Thiago turned in a stunning performance against PSG. He made 85 passes – 26 more than any other player – and only David Alaba bettered Thiago’s 88.2% passing accuracy. No player created more chances or completed more successful long passes.
But statistics never tell the full story with Thiago. You cannot boil his irresistible first touch or insane passing technique down to a statistic.
“He does not wait for the gaps to appear. He makes them appear.”
– Michael Ballack
Thiago can pluck the ball out of the air and it will stick to his laces like glue. But it’s his trademark touch and turn when receiving the ball on the half turn inside his own half that really catches the eye. His awareness to take the ball with the outside of his boot and dart past his opponent in one, swift, effortless movement is mesmeric. The shake of the hips, the shifting of his weight; defenders cannot get near him.
He pulled this off time and time again in the Champions League final. The pressure of the biggest stage of all did not phase him. It was this performance that is said to have sealed the deal for Jurgen Klopp, leaving the Liverpool boss in no doubt that Thiago would be the perfect addition to his already pretty perfect team.
Like Hansi Flick’s Bayern, Liverpool are also an energetic, all action pressing machine. And for all the elegant touches, the delicate passes and the graceful quick feet, Thiago is this too. Out of possession he is like a terrier, bursting after the ball with a relentless intensity and work rate that someone with his supreme technical ability could sometimes get away with not having.

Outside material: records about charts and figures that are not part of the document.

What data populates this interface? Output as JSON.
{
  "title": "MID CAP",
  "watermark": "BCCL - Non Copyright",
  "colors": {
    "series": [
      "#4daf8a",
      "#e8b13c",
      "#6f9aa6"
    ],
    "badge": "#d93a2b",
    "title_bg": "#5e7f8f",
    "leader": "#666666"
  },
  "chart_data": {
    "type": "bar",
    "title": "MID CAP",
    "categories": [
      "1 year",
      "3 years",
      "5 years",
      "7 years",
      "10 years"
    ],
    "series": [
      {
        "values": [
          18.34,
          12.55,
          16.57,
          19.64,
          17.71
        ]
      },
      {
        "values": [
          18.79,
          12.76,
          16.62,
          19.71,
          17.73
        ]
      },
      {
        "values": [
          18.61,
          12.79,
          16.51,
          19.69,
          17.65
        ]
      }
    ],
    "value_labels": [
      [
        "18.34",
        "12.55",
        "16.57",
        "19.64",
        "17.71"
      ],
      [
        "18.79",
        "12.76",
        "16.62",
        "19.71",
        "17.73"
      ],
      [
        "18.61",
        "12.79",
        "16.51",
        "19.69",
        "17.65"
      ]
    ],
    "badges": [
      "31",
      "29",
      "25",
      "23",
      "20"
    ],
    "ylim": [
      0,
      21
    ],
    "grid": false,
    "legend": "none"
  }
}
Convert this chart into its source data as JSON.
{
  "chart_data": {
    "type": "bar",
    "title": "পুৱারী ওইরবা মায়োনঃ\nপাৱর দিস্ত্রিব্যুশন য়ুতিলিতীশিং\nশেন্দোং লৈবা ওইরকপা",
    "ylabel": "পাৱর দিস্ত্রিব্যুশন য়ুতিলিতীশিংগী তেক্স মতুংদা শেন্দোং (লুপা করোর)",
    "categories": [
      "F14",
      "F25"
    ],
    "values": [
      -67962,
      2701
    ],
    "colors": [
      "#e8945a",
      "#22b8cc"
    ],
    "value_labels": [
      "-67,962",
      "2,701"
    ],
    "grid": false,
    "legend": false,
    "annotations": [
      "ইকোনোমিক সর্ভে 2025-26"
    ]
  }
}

Football is a team sport, and non more so in a team like Klopp’s Liverpool or Flick’s Bayern, where everyone’s role is an intricate piece to a perfectly constructed puzzle.
But sometimes, you could quite easily just spend 90 minutes watching Thiago. Watching his crisp passing, his razor sharp vision, his outrageous control, his supreme footballing brain. If you wanted to show someone why football was called the beautiful game, you’d show them Thiago.